Chamber breakfast brings budget to business

By Kate Jackman-Atkinson
The Neepawa Banner

To better understand some of the tax effects of the Federal budget announced last week, the Neepawa and District Chamber of Commerce organized an information session with Marvin Beaumont of Meyers Norris Penny. The morning meeting seemed to generate the most interest among the town's bankers, who made up the majority of those in attendance.

Beaumont began by outlining some of the major financial commitments in Budget 2008. These include $13 billion for paying down the national debt, $1.6 billion over four years for the new Canada Student Grant Program, $123 million for the student loan program, $554 million over two years to hire more police and improve prisons, $100 million for mental health and homelessness, $90 million to encourage older workers to stay in the workforce, and $3 million for the development and promotion of E85 ethanol fuel.

Changes to personal tax
The piece of the budget that has generated the most interest is the Tax-Free Savings Account (TFSA). Beaumont explained the differences between the TFSA, and another tax free investment vehicle, the RRSP. While an individual's maximum RRSP contribution is determined by the amount they earn, any individual over 18 can contribute a maximum of $5,000 per year (indexed annually for inflation) to a TFSA. Any unused contribution room in a TFSA can be carried forward indefinitely, while room in an RRSP can only be carried forward until a person is 71 years old. While both accounts are registered with the government, contributions to a TFSA aren't tax deductible (contribution come from after-tax income), but money taken out isn't taxed. This is unlike an RRSP, for which contributions are tax deductible, but withdrawals are taxed. Both can be transferred tax-free to a spouse or common-law partner on death, and both will be issued by the same institutions.

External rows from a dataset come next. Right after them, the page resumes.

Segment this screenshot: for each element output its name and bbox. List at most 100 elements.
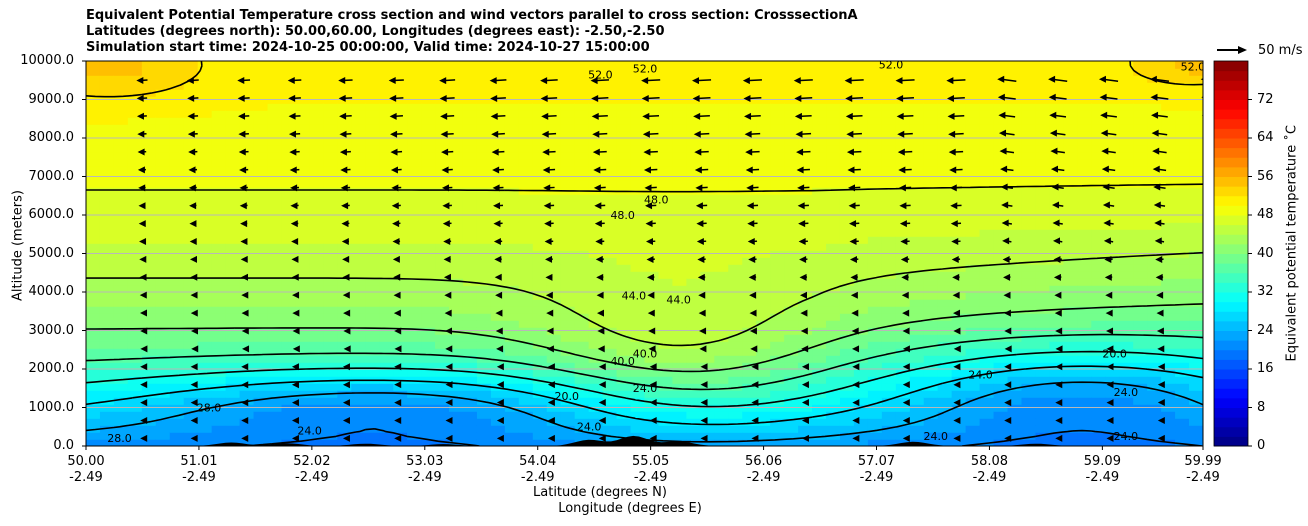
- wind-vector: [342, 434, 350, 442]
- colorbar-band: [1214, 243, 1248, 254]
- wind-vector: [1050, 147, 1065, 155]
- wind-vector: [392, 255, 400, 263]
- wind-vector: [902, 345, 910, 353]
- wind-vector: [188, 166, 198, 174]
- wind-vector: [951, 255, 961, 263]
- wind-vector: [695, 202, 708, 210]
- wind-vector: [190, 434, 198, 442]
- wind-vector: [389, 112, 403, 120]
- wind-vector: [746, 184, 759, 192]
- x-tick-label: 53.03 -2.49: [406, 454, 444, 485]
- y-tick-label: 10000.0: [20, 53, 74, 68]
- wind-vector: [1102, 201, 1115, 209]
- wind-vector: [946, 95, 965, 103]
- wind-vector: [547, 416, 555, 424]
- wind-vector: [541, 112, 557, 120]
- wind-vector: [390, 130, 403, 138]
- wind-vector: [339, 130, 352, 138]
- wind-vector: [1053, 273, 1062, 281]
- wind-vector: [187, 112, 199, 120]
- wind-vector: [241, 399, 249, 407]
- x-tick-label: 59.09 -2.49: [1083, 454, 1121, 485]
- colorbar-band: [1214, 147, 1248, 158]
- wind-vector: [595, 255, 604, 263]
- wind-vector: [342, 363, 350, 371]
- colorbar-tick-label: 72: [1257, 91, 1274, 107]
- wind-vector: [394, 434, 402, 442]
- wind-vector: [798, 238, 808, 246]
- wind-vector: [1102, 183, 1115, 191]
- wind-vector: [591, 112, 608, 120]
- wind-vector: [1100, 111, 1117, 119]
- wind-vector: [900, 255, 910, 263]
- wind-vector: [1155, 255, 1164, 263]
- wind-vector: [292, 327, 300, 335]
- wind-vector: [191, 327, 199, 335]
- wind-vector: [591, 94, 609, 102]
- wind-vector: [649, 434, 657, 442]
- wind-vector: [1000, 165, 1014, 173]
- wind-vector: [649, 381, 657, 389]
- wind-vector: [799, 291, 807, 299]
- contour-label: 52.0: [1181, 61, 1206, 74]
- quiver-key-arrow: [1217, 46, 1247, 54]
- wind-vector: [138, 220, 146, 228]
- wind-vector: [394, 327, 402, 335]
- wind-vector: [496, 399, 504, 407]
- y-tick-label: 2000.0: [28, 361, 75, 376]
- wind-vector: [388, 77, 404, 85]
- wind-vector: [1055, 416, 1063, 424]
- wind-vector: [190, 363, 198, 371]
- colorbar-tick-label: 32: [1257, 284, 1274, 299]
- wind-vector: [801, 363, 809, 371]
- contour-label: 20.0: [1102, 347, 1127, 360]
- wind-vector: [1004, 416, 1012, 424]
- wind-vector: [445, 381, 453, 389]
- wind-vector: [592, 148, 607, 156]
- wind-vector: [1105, 291, 1113, 299]
- wind-vector: [292, 345, 300, 353]
- wind-vector: [1206, 237, 1215, 244]
- wind-vector: [187, 94, 199, 102]
- wind-vector: [291, 273, 299, 281]
- y-axis-label: Altitude (meters): [10, 190, 26, 301]
- wind-vector: [851, 309, 859, 317]
- wind-vector: [1054, 291, 1062, 299]
- wind-vector: [187, 130, 198, 138]
- wind-vector: [949, 184, 963, 192]
- wind-vector: [139, 237, 147, 245]
- wind-vector: [698, 291, 706, 299]
- wind-vector: [189, 220, 197, 228]
- wind-vector: [899, 202, 911, 210]
- wind-vector: [902, 363, 910, 371]
- wind-vector: [139, 273, 147, 281]
- wind-vector: [998, 111, 1016, 119]
- wind-vector: [746, 202, 759, 210]
- wind-vector: [1055, 363, 1063, 371]
- wind-vector: [644, 184, 657, 192]
- wind-vector: [493, 238, 503, 246]
- contour-label: 52.0: [588, 68, 613, 81]
- wind-vector: [136, 76, 148, 84]
- wind-vector: [598, 434, 606, 442]
- wind-vector: [140, 434, 148, 442]
- wind-vector: [798, 220, 809, 228]
- wind-vector: [748, 255, 757, 263]
- wind-vector: [1001, 201, 1013, 209]
- wind-vector: [288, 112, 301, 120]
- contour-label: 52.0: [633, 63, 658, 76]
- wind-vector: [1152, 165, 1167, 173]
- wind-vector: [590, 77, 609, 85]
- wind-vector: [952, 291, 960, 299]
- wind-vector: [801, 381, 809, 389]
- wind-vector: [390, 166, 402, 174]
- wind-vector: [394, 345, 402, 353]
- wind-vector: [543, 184, 555, 192]
- contour-label: 48.0: [610, 209, 635, 222]
- wind-vector: [1055, 345, 1063, 353]
- wind-vector: [748, 273, 757, 281]
- colorbar-band: [1214, 234, 1248, 245]
- wind-vector: [997, 75, 1017, 83]
- wind-vector: [747, 238, 758, 246]
- contour-label: 24.0: [1114, 430, 1139, 443]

To benefit students learning later in life, the budget has extended the time and age limits for Registered Education Savings Plans (RESP). This means that contributions can be made until a person reaches 31 (up from 21), and the deadline to terminate the plan is up to the 35th anniversary date, from the 25th.

Other changes include additions to the list of expenses and devices eligible for the Medical Expense Tax Credit, changes to the dividend tax credit (mostly to reflect the changes in federal tax rates for corporations), an extension of the Mineral Exploration Tax Credit, and an increase in the Northern Residents Deduction by 10 per cent.

Changes to business tax
While previously announced, Beaumont highlighted the corporate tax reductions announced in 2007. By 2012, the general corporate tax rate will be 15 per cent, the lowest among G7 countries, something Beaumont calls “pretty remarkable”. The tax rate for small businesses (under $400,000) will remain steady at 11 per cent.

The budget enhanced scientific research and experimental development tax incentives, as well as accelerating the capital cost allowance for manufacturing and processing equipment and clean energy equipment.

The budget also proposed changes to the remittance of source deductions. Instead of an immediate 10 per cent penalty on late remittances, the penalty will start at 3 per cent (for one to three days late) and increase to 10 per cent (for more than seven days late).

Changes to charitable donations
The budget extended the changes announced last year which allow people to donate Canadian securities to Canadian charities without being taxed on the capital gains. This change allows the donor to receive a receipt for the market value of the securities and the charity to receive the full values of the securities.

Cross-border businesses
Currently, any Canadian doing business with a non-resident is responsible for remitting the taxes. For example, if a Canadian is buying land from an American, the Canadian is required to withhold 10 to 15 per cent of the rent and remit it to Revenue Canada. Beaumont said that the government is “backing off” the rules applying to these transactions.